The volume is part of the book series “Springer Series on Asian Criminology and Criminal Justice Research (SSACCJR).”
About the Book Series
The series publishes both theoretical and empirical work along several themes in Asian Criminology, with a focus on research-level monographs and edited volumes. It aims to cover 4 main themes: the elaborations and adaptations of research models and established theories (established mainly by Western scholarship) to Asian contexts; an introduction of innovative concepts, theories and policies originating in Asian societies to Western audiences; and in-depth studies of particular Asian countries, as they reflect local traditions and cultures one hand, and a general understanding of criminal behavior or criminal justice, on the other. It will feature authors from any country of origin doing research about or pertaining to Asian countries.
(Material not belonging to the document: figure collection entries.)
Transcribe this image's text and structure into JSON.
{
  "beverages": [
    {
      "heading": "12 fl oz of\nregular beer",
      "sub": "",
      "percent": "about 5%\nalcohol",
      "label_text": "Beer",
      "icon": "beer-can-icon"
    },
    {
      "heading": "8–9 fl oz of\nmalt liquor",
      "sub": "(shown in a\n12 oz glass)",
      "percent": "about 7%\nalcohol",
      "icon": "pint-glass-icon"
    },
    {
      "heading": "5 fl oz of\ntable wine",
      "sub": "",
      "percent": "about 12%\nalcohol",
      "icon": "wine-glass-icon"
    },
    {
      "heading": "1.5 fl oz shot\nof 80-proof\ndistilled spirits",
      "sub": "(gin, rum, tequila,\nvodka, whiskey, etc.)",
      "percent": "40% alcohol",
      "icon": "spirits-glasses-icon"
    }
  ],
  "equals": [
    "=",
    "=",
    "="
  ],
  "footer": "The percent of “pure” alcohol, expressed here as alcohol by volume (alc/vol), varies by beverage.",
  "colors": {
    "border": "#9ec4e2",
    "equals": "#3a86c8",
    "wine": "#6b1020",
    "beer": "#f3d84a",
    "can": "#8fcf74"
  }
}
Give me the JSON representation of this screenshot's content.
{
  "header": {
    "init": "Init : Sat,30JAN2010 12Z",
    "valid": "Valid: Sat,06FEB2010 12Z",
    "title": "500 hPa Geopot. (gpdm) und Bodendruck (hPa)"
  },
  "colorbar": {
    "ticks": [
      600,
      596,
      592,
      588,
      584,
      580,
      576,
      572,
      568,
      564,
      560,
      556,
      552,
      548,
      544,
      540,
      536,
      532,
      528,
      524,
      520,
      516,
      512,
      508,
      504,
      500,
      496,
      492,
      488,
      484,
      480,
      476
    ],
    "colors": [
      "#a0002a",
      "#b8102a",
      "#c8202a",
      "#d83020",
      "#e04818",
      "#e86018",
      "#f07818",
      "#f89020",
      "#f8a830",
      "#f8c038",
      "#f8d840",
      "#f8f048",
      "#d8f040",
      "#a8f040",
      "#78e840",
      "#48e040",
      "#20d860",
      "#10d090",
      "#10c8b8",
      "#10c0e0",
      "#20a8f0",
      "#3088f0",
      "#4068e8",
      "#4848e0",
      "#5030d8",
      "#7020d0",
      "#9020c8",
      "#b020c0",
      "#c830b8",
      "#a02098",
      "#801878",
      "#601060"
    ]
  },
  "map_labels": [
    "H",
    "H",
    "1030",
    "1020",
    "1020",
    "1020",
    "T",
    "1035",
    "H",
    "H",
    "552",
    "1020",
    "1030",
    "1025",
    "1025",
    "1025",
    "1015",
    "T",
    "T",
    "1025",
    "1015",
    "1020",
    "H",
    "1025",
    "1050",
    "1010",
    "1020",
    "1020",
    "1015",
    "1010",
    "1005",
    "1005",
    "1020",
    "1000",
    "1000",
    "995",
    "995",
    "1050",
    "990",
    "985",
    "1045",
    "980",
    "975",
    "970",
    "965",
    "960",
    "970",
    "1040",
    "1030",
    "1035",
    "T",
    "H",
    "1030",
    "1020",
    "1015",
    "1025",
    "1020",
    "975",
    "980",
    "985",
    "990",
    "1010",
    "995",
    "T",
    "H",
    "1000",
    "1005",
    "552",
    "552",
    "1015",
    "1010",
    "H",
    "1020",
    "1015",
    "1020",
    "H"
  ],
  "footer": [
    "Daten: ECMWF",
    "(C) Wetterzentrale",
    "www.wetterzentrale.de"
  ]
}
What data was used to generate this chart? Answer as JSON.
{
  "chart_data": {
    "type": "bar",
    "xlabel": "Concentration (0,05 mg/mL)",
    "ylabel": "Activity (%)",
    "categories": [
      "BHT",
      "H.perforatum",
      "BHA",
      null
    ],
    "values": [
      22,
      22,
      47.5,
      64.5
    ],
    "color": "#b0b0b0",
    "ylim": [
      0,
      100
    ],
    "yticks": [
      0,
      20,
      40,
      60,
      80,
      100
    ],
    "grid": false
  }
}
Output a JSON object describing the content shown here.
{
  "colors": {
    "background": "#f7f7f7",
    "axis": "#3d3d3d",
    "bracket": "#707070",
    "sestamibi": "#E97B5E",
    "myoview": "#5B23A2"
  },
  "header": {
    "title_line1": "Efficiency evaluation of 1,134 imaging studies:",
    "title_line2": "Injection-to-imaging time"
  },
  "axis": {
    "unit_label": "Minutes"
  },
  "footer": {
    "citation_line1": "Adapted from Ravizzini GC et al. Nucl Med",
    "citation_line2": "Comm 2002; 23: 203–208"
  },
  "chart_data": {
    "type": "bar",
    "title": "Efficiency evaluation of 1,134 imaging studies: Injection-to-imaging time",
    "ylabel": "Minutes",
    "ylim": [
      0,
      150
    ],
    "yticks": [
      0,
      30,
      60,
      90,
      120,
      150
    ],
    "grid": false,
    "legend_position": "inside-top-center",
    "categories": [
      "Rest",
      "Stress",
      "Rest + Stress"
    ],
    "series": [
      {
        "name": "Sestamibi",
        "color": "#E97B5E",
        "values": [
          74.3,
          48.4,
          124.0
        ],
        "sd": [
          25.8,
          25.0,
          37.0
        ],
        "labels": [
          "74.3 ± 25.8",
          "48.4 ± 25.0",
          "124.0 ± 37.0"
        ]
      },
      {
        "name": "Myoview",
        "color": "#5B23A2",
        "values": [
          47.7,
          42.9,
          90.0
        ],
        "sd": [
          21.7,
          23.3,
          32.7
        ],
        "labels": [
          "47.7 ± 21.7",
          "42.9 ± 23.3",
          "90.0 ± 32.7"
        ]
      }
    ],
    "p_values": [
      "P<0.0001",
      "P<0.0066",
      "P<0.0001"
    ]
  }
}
A primal goal of state building is the establishment of conditions of safety for residents. This creates conditions for individuals to explore the world and engage in creativity and leadership, across all walks of life from economics to politics, thus positively impacting upon the culture. The criminal justice system is the state-run institutional arrangement which is tasked with creating these conditions of safety of individuals. Traditionally, policy thinking on the criminal justice system has emphasised inputs (expenditures, recruitment) and outputs (trials, prisoners). As with other elements of public policy, it is important to measure outcomes: the safety as seen by residents. Crime victimisation surveys are the fundamental building block of the criminal justice system which deliver outcomes measurement. A regular programme of such measurement can feed back into improved working of the criminal justice system, and the analysis of the causes and consequences of personal safety.